Craigslist’s huge audience as well as it’s basic structure has been great for sex workers: it’s free, there are tons of people looking, and it’s very simple to use. It’s also a site that many former street workers have turned to as a way of leaving street solicitation. I spoke to “Frannie,” a 47 year old former street worker from the Bronx, about her postings on Craigslist after she responded to my Craigslist ad. Frannie told me about how Craigslist helped her to leave the street. “I never used no computer until last year when my kid – he’s 21 -- showed me Craigslist and said to me, ‘Yo, ma, here’s where they look for some so you don’t have to stand on no street corner. At my age, I don’t get mad customers, not like when I was young. I have another job too, but I put up my ad every few days, check my hotmail, and every now and then I get some extra cash without freezing my butt off or messing with crackheads. I’m too old for that shit.” When I asked Frannie if she knew of others who were able to move their work off the streets because of Craigslist, she added, “Anyone who’s not a crackhead or just likes it out there for God-knows-what reason is coming inside if they have sense.”

Last summer I attended a public meeting of Manhattan’s 10th Precinct Community Council where a Hell’s Kitchen neighborhood resident asked an officer making his report what the precinct was doing to arrest street prostitutes and clean up the area.
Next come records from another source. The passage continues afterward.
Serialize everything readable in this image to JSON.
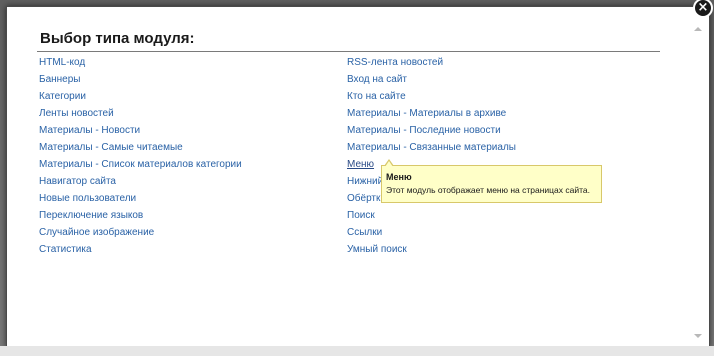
{
  "dialog": {
    "title": "Выбор типа модуля:",
    "close_symbol": "×"
  },
  "modules_left": [
    "HTML-код",
    "Баннеры",
    "Категории",
    "Ленты новостей",
    "Материалы - Новости",
    "Материалы - Самые читаемые",
    "Материалы - Список материалов категории",
    "Навигатор сайта",
    "Новые пользователи",
    "Переключение языков",
    "Случайное изображение",
    "Статистика"
  ],
  "modules_right": [
    "RSS-лента новостей",
    "Вход на сайт",
    "Кто на сайте",
    "Материалы - Материалы в архиве",
    "Материалы - Последние новости",
    "Материалы - Связанные материалы",
    "Меню",
    "Нижний",
    "Обёртк",
    "Поиск",
    "Ссылки",
    "Умный поиск"
  ],
  "hovered_module": "Меню",
  "tooltip": {
    "title": "Меню",
    "description": "Этот модуль отображает меню на страницах сайта."
  },
  "colors": {
    "link": "#2a62a6",
    "tooltip_bg": "#ffffc8",
    "tooltip_border": "#d8c86a"
  }
}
The officer replied that NYPD sent out vice patrol every night to what were considered problem spots by the community but that there were very few arrests because they couldn’t find any street prostitutes. A few residents commented on how the strolls tended to migrate to keep up with the police, but the officer interrupted and said, “You know, a lot of these people just do this online now.”

The numbers tell the same story. The city of Chicago was reported by the New York Times to have had 43 street-based arrests in July of 2007 – and 60 Craigslist arrests. The Times story that included that fact was published as a front-pager on September 5, 2007, “As Prostitutes Turn to Craigslist, Law Takes Notice.” The article, which re-discovered Internet prostitution, describes how police departments from “Hawaii to New Hampshire” are spending more and more of their time trolling the Erotic Services section of Craigslist. In it, Nassau County Assistant Chief of Detectives, Richard McGuire, called Craigslist “the high-tech 42nd Street, where much of the solicitation takes place now.”

As with print advertising, online advertising creates an openness and (digital) paper-trail that can make it easier for police to track down the bad guys. I don’t just mean traffickers but also other men (clients or management) who may be abusing prostitutes.

Right now, the war on prostitution advertising is striking some serious blows against industry workers. The right to free speech guaranteed by the U.S. Constitution protects our ads where they appear in print (online or in print publishing), but if newspapers refuse to accept our business because they are afraid of being labeled as “facilitators of trafficking” and the major market share websites become unsafe because of police entrapment operations, there will soon be few choices left for prostitutes, many of them choices that make women less safe and less money.

Caroline Andrews is a former escort who lives and works in New York City. She chose her pseudonym because Caroline and Andrew are former Mayor Rudy Giuliani’s children. In Giuliani’s eyes, we are all children.